Do UOL: “As razões do sucesso da ignorância orgulhosa de Pablo Marçal”

O pico e o picareta: Pablo Marçal no resgate após ameaçar a vida de “alunos” em área montanhosa de SP

Trechos de texto do colunista Raul Juste Lores, do portal de notícias UOL:

Pablo Marçal prometeu construir um prédio de mil metros de altura em São Paulo. O maior do mundo, inspirado em Dubai. É competência da prefeitura? Serviria para quê? Como já prometeu criar um Uber público, não surpreende se prometer a criação de uma Cyrela estatal. Ele pode prometer qualquer coisa: seus fãs aguerridos não são versados ​​em atribuições municipais, orçamento ou prioridades.
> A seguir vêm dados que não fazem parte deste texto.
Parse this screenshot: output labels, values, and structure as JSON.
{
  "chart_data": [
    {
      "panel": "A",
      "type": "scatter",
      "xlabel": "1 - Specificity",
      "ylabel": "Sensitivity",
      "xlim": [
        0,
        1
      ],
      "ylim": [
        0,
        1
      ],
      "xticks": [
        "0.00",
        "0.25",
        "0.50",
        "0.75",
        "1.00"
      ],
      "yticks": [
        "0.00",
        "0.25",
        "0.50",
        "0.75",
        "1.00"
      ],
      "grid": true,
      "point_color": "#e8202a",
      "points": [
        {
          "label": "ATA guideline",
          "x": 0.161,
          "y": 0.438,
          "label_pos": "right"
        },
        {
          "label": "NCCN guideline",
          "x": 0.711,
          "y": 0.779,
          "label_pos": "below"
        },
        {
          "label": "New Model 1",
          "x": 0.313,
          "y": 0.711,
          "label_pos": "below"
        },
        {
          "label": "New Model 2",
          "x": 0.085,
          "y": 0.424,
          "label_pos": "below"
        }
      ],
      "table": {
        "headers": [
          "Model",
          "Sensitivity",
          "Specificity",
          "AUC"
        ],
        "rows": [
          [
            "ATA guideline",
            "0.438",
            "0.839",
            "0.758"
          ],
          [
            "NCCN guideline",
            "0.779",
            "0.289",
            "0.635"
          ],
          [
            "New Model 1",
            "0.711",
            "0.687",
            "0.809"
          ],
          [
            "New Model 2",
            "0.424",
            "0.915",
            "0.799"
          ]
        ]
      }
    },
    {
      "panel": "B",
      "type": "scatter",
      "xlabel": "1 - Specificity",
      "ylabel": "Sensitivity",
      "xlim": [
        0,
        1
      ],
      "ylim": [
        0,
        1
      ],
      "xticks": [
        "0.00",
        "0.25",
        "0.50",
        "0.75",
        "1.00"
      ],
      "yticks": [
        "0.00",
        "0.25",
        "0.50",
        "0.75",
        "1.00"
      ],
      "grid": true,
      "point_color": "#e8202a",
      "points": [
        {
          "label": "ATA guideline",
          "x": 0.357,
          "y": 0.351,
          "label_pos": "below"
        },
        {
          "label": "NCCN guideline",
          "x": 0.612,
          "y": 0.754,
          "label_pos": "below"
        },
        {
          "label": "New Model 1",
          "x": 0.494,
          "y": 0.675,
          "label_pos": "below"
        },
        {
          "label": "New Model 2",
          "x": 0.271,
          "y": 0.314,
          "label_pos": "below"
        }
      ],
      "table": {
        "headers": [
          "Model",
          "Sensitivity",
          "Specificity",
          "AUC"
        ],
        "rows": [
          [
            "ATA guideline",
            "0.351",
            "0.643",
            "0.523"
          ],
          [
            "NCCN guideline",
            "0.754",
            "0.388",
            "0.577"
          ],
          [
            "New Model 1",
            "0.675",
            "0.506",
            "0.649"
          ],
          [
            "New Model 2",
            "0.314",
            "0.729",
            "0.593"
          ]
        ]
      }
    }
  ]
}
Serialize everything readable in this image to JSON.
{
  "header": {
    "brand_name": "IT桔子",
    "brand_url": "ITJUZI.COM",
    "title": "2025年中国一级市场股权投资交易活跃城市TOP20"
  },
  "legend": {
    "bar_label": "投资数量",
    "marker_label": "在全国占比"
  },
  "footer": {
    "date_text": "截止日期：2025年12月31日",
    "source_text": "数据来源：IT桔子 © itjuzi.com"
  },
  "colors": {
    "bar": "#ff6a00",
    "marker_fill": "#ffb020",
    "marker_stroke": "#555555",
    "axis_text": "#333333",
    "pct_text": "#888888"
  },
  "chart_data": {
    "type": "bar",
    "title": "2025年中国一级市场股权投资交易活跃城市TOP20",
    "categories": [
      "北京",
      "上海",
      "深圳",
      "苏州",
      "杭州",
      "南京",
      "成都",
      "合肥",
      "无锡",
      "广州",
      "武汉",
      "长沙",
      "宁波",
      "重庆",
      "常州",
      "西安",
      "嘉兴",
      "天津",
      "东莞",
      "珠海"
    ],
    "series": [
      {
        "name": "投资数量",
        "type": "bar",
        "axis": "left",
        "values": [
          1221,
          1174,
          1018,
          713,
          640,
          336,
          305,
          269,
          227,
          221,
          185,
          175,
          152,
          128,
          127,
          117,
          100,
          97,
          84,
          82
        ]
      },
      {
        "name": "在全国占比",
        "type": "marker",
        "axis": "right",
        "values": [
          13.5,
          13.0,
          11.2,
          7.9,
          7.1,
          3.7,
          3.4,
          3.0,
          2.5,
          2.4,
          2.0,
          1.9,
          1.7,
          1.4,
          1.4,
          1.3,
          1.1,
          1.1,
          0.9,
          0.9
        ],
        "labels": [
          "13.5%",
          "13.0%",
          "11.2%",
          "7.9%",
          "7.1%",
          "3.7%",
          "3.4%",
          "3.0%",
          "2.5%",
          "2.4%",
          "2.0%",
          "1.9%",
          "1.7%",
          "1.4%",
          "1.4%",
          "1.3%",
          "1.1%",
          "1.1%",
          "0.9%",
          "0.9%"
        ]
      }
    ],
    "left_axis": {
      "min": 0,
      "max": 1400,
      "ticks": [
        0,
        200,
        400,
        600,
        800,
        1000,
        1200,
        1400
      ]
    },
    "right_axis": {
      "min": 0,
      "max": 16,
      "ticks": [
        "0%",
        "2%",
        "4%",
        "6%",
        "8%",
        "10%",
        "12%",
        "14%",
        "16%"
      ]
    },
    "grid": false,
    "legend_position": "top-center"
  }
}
Apesar da vulgaridade, do desrespeito aos concorrentes, e do boné e dos dedinhos em M, ao estilo Sergio Mallandro, o que ainda surpreende no aparecimento de Marçal é sua nula familiaridade com a cidade.

Onde ele colocaria uma torre de uma milha de altura? Em Alphaville, onde mora, fora da cidade? Onde estariam as estações dos teleféricos, seu novo Fura-fila? Nas pensamentos sabatinas e debates, Marçal não disfarça que desconhece o Centro, o parque Dom Pedro, a Água Branca. Se alguém perguntar a ele sobre o Hospital Panamericano, a Casa das Retortas ou a Febem do Pacaembu, o constrangimento continuará. A dois meses da eleição (nisso, é igual a Datena).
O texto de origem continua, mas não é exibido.